Baby Face Nelson

Baby Face Nelson

Lester Joseph Gillis, besser bekannt als Baby Face Nelson, war ein junger Gangster und Bankräuber aus Chicago, der mit der Touhy Gang und John Dillinger in Verbindung gebracht wurde. Im Jahr 1934 wurde er zum Staatsfeind Nr. 1 ernannt und am Ende des Jahres sollte er im Alter von 25 Jahren sterben. Während seiner Verbrechensserie war Gillis, der den Decknamen George Nelson benutzte, für die Tötung von mehr FBI-Agenten im Dienst verantwortlich als jede andere Person.

State Street, Chicago, Illinois, von Detroit Photographic Co, 1900

State Street, Chicago, Illinois, von Detroit Photographic Co., 1900

Gillis wurde am 6. Dezember 1908 in Chicago, Illinois, geboren. Im Alter von sieben Jahren wurde er verhaftet, nachdem er versehentlich einem Spielkameraden mit einer gefundenen Pistole in den Kiefer geschossen hatte. Nachdem er über ein Jahr in der staatlichen Erziehungsanstalt verbracht hatte, wurde er entlassen und zog bald darauf mit einer Bande von jugendlichen Ganoven durch die Straßen von Chicago. Im Alter von 13 Jahren wurde er erneut wegen Diebstahls und einer Spritztour verhaftet und für 18 Monate in eine Besserungsanstalt eingewiesen. Nach seiner Entlassung kehrte er sofort zu seinem Ganovenleben zurück und wurde ein erfolgreicher Autodieb. Schon bald gehörte er einer Gang an und wurde wegen seines jugendlichen Aussehens und seiner kleinen Statur „Baby Face“ genannt, obwohl ihn seine Freunde nur Jimmy nannten. Zu seinen weiteren frühen kriminellen Aktivitäten gehörten Reifendiebstahl, Brennereiwesen, Alkoholschmuggel und bewaffneter Raubüberfall.

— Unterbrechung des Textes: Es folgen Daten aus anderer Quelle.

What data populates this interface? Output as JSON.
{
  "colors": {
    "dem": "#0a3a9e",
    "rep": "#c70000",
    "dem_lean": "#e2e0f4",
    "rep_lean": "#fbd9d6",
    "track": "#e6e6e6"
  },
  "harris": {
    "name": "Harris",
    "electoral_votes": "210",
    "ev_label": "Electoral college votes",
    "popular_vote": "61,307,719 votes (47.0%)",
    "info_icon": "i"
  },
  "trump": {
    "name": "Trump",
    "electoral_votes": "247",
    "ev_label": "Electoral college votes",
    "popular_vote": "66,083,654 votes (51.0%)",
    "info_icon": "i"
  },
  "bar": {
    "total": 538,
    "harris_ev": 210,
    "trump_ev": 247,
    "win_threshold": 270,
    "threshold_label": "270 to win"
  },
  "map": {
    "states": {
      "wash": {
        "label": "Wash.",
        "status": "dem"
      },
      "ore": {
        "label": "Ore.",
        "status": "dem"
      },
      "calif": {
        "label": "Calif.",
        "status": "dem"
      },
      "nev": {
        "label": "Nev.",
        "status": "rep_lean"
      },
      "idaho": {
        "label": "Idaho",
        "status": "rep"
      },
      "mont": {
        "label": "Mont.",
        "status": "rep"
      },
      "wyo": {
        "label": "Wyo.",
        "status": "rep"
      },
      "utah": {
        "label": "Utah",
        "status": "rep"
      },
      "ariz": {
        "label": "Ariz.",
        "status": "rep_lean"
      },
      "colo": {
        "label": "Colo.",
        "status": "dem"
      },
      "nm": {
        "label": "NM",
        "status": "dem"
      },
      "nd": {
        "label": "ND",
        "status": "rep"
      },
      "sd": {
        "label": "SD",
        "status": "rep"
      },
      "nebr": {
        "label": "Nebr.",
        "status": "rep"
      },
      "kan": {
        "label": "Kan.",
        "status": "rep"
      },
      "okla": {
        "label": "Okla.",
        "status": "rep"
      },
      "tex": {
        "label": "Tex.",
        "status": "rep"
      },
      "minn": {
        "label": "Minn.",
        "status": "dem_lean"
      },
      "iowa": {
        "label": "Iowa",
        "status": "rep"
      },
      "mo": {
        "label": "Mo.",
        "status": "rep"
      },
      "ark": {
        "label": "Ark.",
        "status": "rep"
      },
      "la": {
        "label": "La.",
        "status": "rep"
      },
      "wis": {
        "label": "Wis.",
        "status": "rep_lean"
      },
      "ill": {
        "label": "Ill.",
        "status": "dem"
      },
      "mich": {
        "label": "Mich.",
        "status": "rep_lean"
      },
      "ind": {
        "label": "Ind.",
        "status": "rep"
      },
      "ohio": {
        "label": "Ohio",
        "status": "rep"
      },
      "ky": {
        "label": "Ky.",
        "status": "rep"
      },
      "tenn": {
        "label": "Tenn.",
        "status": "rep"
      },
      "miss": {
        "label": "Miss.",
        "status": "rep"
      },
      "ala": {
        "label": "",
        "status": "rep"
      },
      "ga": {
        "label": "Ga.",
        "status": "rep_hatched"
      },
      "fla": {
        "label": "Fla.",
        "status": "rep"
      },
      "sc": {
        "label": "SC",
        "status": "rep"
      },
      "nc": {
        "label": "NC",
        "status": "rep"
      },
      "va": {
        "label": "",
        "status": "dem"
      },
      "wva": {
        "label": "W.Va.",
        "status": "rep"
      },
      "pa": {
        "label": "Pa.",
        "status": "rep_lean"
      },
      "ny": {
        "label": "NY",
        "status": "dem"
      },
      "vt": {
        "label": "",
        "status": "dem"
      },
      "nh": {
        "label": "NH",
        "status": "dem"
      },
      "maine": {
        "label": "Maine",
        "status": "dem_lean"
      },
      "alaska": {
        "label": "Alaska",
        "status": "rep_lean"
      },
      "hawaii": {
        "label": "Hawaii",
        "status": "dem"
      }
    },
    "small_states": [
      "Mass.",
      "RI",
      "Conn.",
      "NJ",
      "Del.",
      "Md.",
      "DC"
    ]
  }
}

Im Jahr 1928 arbeitete Nelson in einer benachbarten Standard Oil Station, die zum Hauptquartier einer Gruppe junger Reifendiebe wurde, die als „Stripper“ bekannt waren. Zu dieser Zeit wurde er mit Mitgliedern der Touhy-Gang aus der Vorstadt in Verbindung gebracht. Im selben Jahr lernte er eine Verkäuferin namens Helen Wawrzyniak kennen und heiratete sie; das Paar bekam zwei Kinder. Sie behielt während ihrer gesamten Ehe den Namen Helen Gillis.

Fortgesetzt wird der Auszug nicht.